Avec la mort du colonel Mouammar Kadhafi au terme de huit mois de guerre, l’embryon d’État libyen s’écroule et la société libyenne est profondément divisée. Les lignes de fracture sont diverses et multiples : régionales, locales, tribales, anciens kadhafistes ou considérés comme tels contre anciens opposants ou révolutionnaires de la dernière heure. Les ingérences étrangères au profit de telle ou telle faction compliquent encore la situation. Les Nations unies mettent en place une mission en charge d’aider à la reconstruction d’un État dans un pays où la légitimité réelle appartient aux groupes armés apparus pendant ou après la guerre de 2011.
Quel gouvernement d’accord national ?
En 2014, Khalifa Haftar, un ancien général de Mouammar Kadhafi vivant depuis trente ans aux États-Unis, revient en Libye avec des ambitions politiques. Il lance à partir de l’est du pays une grande offensive visant à éliminer ses opposants issus de l’islam politique et disposant d’une forte légitimité « révolutionnaire » et militaire. Ses relais à l’ouest — notamment dans la capitale Tripoli — sont vaincus. Le pays est depuis lors divisé entre une région est ralliée majoritairement à Khalifa Haftar et une région ouest très fragmentée mais qui lui est majoritairement opposée. Les deux régions disposent chacune de leur Parlement et de leur gouvernement propre.
C’est dans ce contexte de divisions et de militarisation de la société que les Nations unies, sous la pression des grandes puissances occidentales, engagent des négociations marathons en vue de constituer un gouvernement d’accord national. Celui-ci s’installe à Tripoli en mars 2016 et, en dépit de la légitimité conférée par sa reconnaissance internationale, peine à s’imposer ne serait-ce que dans la capitale. Il paie le prix d’une solution imposée trop vite de l’extérieur et non inclusive de toutes les parties au conflit. Depuis, les divisions se sont amplifiées entre les deux régions et à l’intérieur de chacune d’elles, de nouvelles lignes de clivage se sont creusées entre partisans et opposants au gouvernement d’accord national internationalement reconnu.
Ingérences étrangères
Les ingérences étrangères directes ou indirectes, bien que d’une ampleur inférieure à celles à l’œuvre en Syrie et au Yémen, sont la raison essentielle des blocages actuels. Khalifa Haftar peut se prévaloir du soutien de l’Égypte, des Émirats arabes unis et dans une moindre mesure de l’Arabie saoudite.

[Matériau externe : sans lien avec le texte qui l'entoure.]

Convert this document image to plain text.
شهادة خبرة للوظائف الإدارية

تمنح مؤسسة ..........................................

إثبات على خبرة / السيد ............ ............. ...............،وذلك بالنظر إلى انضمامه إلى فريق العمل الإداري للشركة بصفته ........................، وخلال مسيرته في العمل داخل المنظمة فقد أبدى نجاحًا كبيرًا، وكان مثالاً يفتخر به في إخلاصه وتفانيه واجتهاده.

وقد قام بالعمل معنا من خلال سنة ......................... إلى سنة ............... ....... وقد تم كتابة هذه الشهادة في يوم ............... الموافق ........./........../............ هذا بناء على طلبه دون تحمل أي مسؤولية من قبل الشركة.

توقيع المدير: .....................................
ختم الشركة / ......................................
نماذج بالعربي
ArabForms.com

Les deux premiers interviennent directement dans le conflit par des bombardements ou des livraisons d’armes à son profit. La guerre à l’islam politique déclarée par le maréchal Haftar rejoint en effet les objectifs des trois pays d’éliminer ce courant politique de la scène régionale. La France, sous couvert de lutte contre le « terrorisme », a également longtemps soutenu le maréchal. Ces soutiens de poids, en le confortant dans sa volonté de poursuivre la guerre pour atteindre ses objectifs politiques, n’aident pas à la recherche des compromis indispensables à un règlement politique de la crise.
Certaines des factions de l’ouest du pays ont quant à elles longtemps été soutenues par le Qatar et la Turquie, bien qu’à une échelle nettement moins importante.
Les acteurs locaux face à la crise
Nul ne peut aujourd’hui prévoir l’issue de cette crise ni même une échéance pour une stabilisation du pays. Dans un contexte où le pragmatisme des acteurs locaux prévaut sur l’idéologie, les retournements d’alliance et d’allégeance sont monnaie courante. Le niveau de violence est néanmoins relativement contrôlé du fait d’un tissu social qui a survécu tant aux années Kadhafi qu’à la chute du régime et aux six ans qui ont suivi. Au nombre des facteurs d’espoir, on note également la préservation des institutions souveraines qui ont permis de maintenir des services publics minimaux, bien que de plus en plus réduits, aux populations. Les responsables locaux pallient au mieux l’absence de structures étatiques en s’appuyant sur les organisations traditionnelles comme les conseils d’anciens… ou en en inventant de nouvelles conformes à la culture politique libyenne. Nombre de ces acteurs ont enfin appris en peu de temps l’art de la négociation et du compromis, ce qui a permis à certaines régions de retrouver un niveau de stabilité et de sécurité satisfaisants.
Il n’est donc pas totalement hasardeux d’avancer que les Libyens sont en train d’inventer par eux-mêmes un système politique qui leur sera propre. Encore faut-il que les ingérences étrangères ne viennent pas compliquer les difficiles recompositions internes qui passeront encore inévitablement par des pics de violence.